The vast majority of malnutrition in the UK occurs in the community(Reference Elia and Russell1), but little is known about its true prevalence in General Practice and the health care use associated with it. This study aimed to establish the prevalence of malnutrition in people visiting their General Practitioner (GP) and whether it is related to health outcomes and increased healthcare use.
A nutritional survey was conducted between November 2010 and May 2011 in six practices across Southampton. Of the 970 randomly selected subjects who were invited to participate, 62% (n 601) agreed (main reason for non-participation was fear of missing their appointment). Of these, 455 were visiting the GP or nurse and, therefore, formed the study population. The remaining subjects (n 146) were friends, relatives or carers accompanying the patients. Subjects were invited to have their height and weight measured and to provide information about unintentional weight loss, the number of GP visits, wounds, infections requiring antibiotics, dietetic input, or use of any form of oral nutritional support, all during the preceding six months. The rank of index of multiple deprivation score (MDS) was established for each practice using its postcode(Reference Nobel2); MDS ranged from 1 (most deprived) to 32482 (least deprived), and malnutrition risk was assessed by applying the ‘MUST’ criteria to the collected data(Reference Elia3).
All practices were located in areas of higher deprivation ranked between 4474–14811 with a mean rank of 8138 (SD±4158), which was below the mean (and median) value of 16241 for England (P<0.001), and the proportion of the adult population registered with the practices that was ≥65 years (14.1%) was significantly lower (P<0.001) than the proportion aged ≥65 years in England (19.7%)(4).
The patients visiting the GP had a mean age of 41.8 (SD±18.3) years, weight 73.9 (SD±17.1) kg, and body Mass Index (BMI) 26.3 (SD±5.3) kg/m2. The overall prevalence of malnutrition was 10.8% (95% CI 8.2%, 14.0%), with no significant difference between practices. It comprised of 6.2% at medium risk and 4.6% at high risk; 7.7% (n 35) of subjects scored at step 1 BMI, 2.2% (n 10) scored at step 2 unintentional weight loss and 0.9% (n 4) scored at both step 1 and 2, and no subjects (n 0) scored at step 3 acute disease score effect.

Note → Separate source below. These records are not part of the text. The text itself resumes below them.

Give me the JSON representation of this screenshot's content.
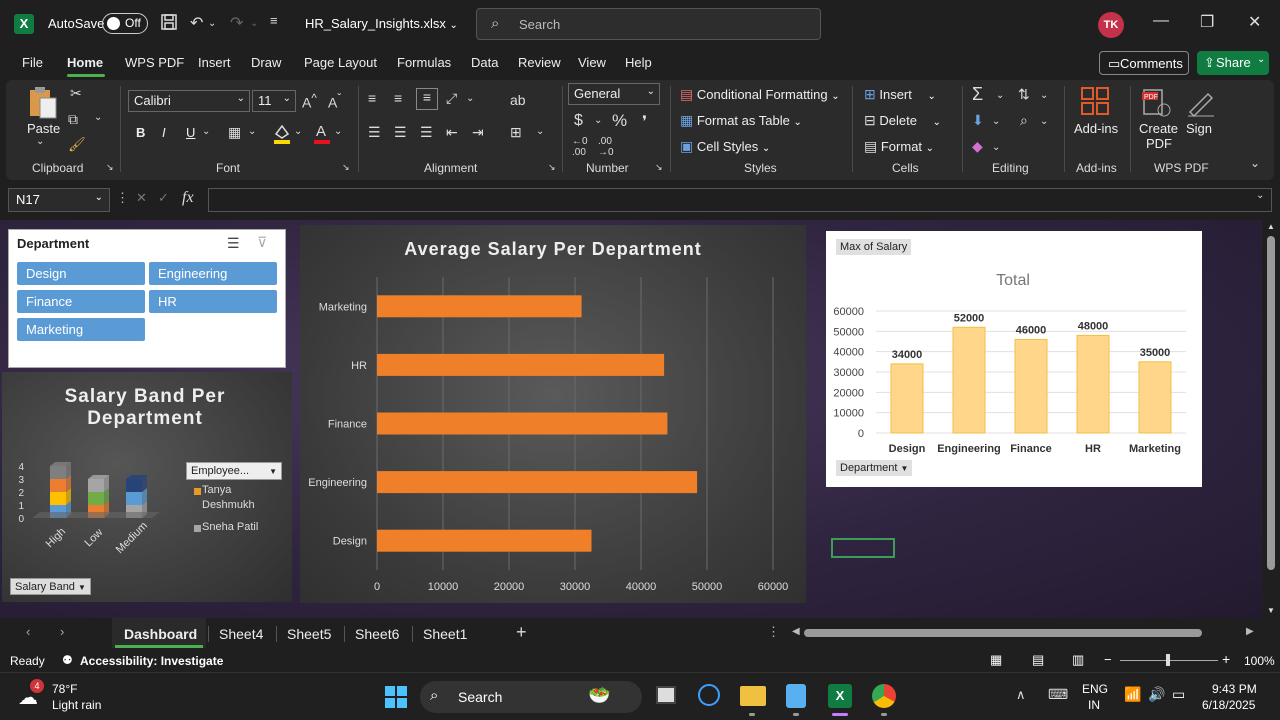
{
  "titlebar": {
    "autosave_label": "AutoSave",
    "autosave_state": "Off",
    "filename": "HR_Salary_Insights.xlsx",
    "search_placeholder": "Search",
    "avatar_initials": "TK"
  },
  "menu": {
    "items": [
      "File",
      "Home",
      "WPS PDF",
      "Insert",
      "Draw",
      "Page Layout",
      "Formulas",
      "Data",
      "Review",
      "View",
      "Help"
    ],
    "active": "Home",
    "comments_label": "Comments",
    "share_label": "Share"
  },
  "ribbon": {
    "clipboard": {
      "paste": "Paste",
      "label": "Clipboard"
    },
    "font": {
      "name": "Calibri",
      "size": "11",
      "label": "Font",
      "bold": "B",
      "italic": "I",
      "underline": "U"
    },
    "alignment": {
      "label": "Alignment"
    },
    "number": {
      "format": "General",
      "label": "Number"
    },
    "styles": {
      "conditional": "Conditional Formatting",
      "table": "Format as Table",
      "cell": "Cell Styles",
      "label": "Styles"
    },
    "cells": {
      "insert": "Insert",
      "delete": "Delete",
      "format": "Format",
      "label": "Cells"
    },
    "editing": {
      "label": "Editing"
    },
    "addins": {
      "button": "Add-ins",
      "label": "Add-ins"
    },
    "wpspdf": {
      "create": "Create",
      "pdf": "PDF",
      "sign": "Sign",
      "label": "WPS PDF"
    }
  },
  "formula_bar": {
    "name_box": "N17",
    "fx": "fx",
    "content": ""
  },
  "slicer": {
    "title": "Department",
    "items": [
      "Design",
      "Engineering",
      "Finance",
      "HR",
      "Marketing"
    ]
  },
  "chart1": {
    "title_line1": "Salary Band Per",
    "title_line2": "Department",
    "filter_label": "Employee...",
    "legend": [
      "Tanya",
      "Deshmukh",
      "Sneha Patil"
    ],
    "field_button": "Salary Band"
  },
  "chart3": {
    "field_button_top": "Max of Salary",
    "field_button_bottom": "Department"
  },
  "chart_data": [
    {
      "type": "bar",
      "orientation": "horizontal",
      "title": "Average Salary Per Department",
      "categories": [
        "Marketing",
        "HR",
        "Finance",
        "Engineering",
        "Design"
      ],
      "values": [
        31000,
        43500,
        44000,
        48500,
        32500
      ],
      "xlim": [
        0,
        60000
      ],
      "ticks": [
        "0",
        "10000",
        "20000",
        "30000",
        "40000",
        "50000",
        "60000"
      ],
      "bar_color": "#f07f2a",
      "grid": true
    },
    {
      "type": "bar",
      "title": "Total",
      "categories": [
        "Design",
        "Engineering",
        "Finance",
        "HR",
        "Marketing"
      ],
      "values": [
        34000,
        52000,
        46000,
        48000,
        35000
      ],
      "ylim": [
        0,
        60000
      ],
      "ticks": [
        "0",
        "10000",
        "20000",
        "30000",
        "40000",
        "50000",
        "60000"
      ],
      "bar_color": "#ffd68a",
      "grid": true
    },
    {
      "type": "bar",
      "stacked": true,
      "three_d": true,
      "categories": [
        "High",
        "Low",
        "Medium"
      ],
      "series_colors": [
        "#5b9bd5",
        "#ffc000",
        "#ed7d31",
        "#a5a5a5",
        "#70ad47",
        "#264478",
        "#7f7f7f"
      ],
      "ylim": [
        0,
        4
      ],
      "ticks": [
        "0",
        "1",
        "2",
        "3",
        "4"
      ],
      "legend_colors": [
        "#e59a2a",
        "#a5a5a5"
      ]
    }
  ],
  "tabs": {
    "items": [
      "Dashboard",
      "Sheet4",
      "Sheet5",
      "Sheet6",
      "Sheet1"
    ],
    "active": "Dashboard"
  },
  "status": {
    "ready": "Ready",
    "accessibility": "Accessibility: Investigate",
    "zoom": "100%"
  },
  "taskbar": {
    "weather_temp": "78°F",
    "weather_desc": "Light rain",
    "weather_badge": "4",
    "search": "Search",
    "lang1": "ENG",
    "lang2": "IN",
    "time": "9:43 PM",
    "date": "6/18/2025"
  }
}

Compared to people at low risk of malnutrition, those ‘at risk’ (medium+high risk) had more infections requiring antibiotics (16.7% vs 24.5%), slightly more GP visits in the previous 6 months (60.6% vs 65.3%) and more unhealed wounds (2.2% vs 8.2%), with the latter difference being statistically significant (P<0.05). None of the subjects identified as ‘at risk’ of malnutrition were receiving dietetic input or any form of oral nutritional support.
This survey highlights that: (i) the prevalence of malnutrition in people visiting their GP (10.8%; 95% CI 8.2%, 14.0%) is similar to that previously estimated in General Practice (10%)(Reference Elia and Russell1); (ii) malnutrition is associated with adverse health outcomes and is under-treated. As the practices studied were in more deprived areas and served a younger adult population than in England as a whole, further research is required to confirm these findings.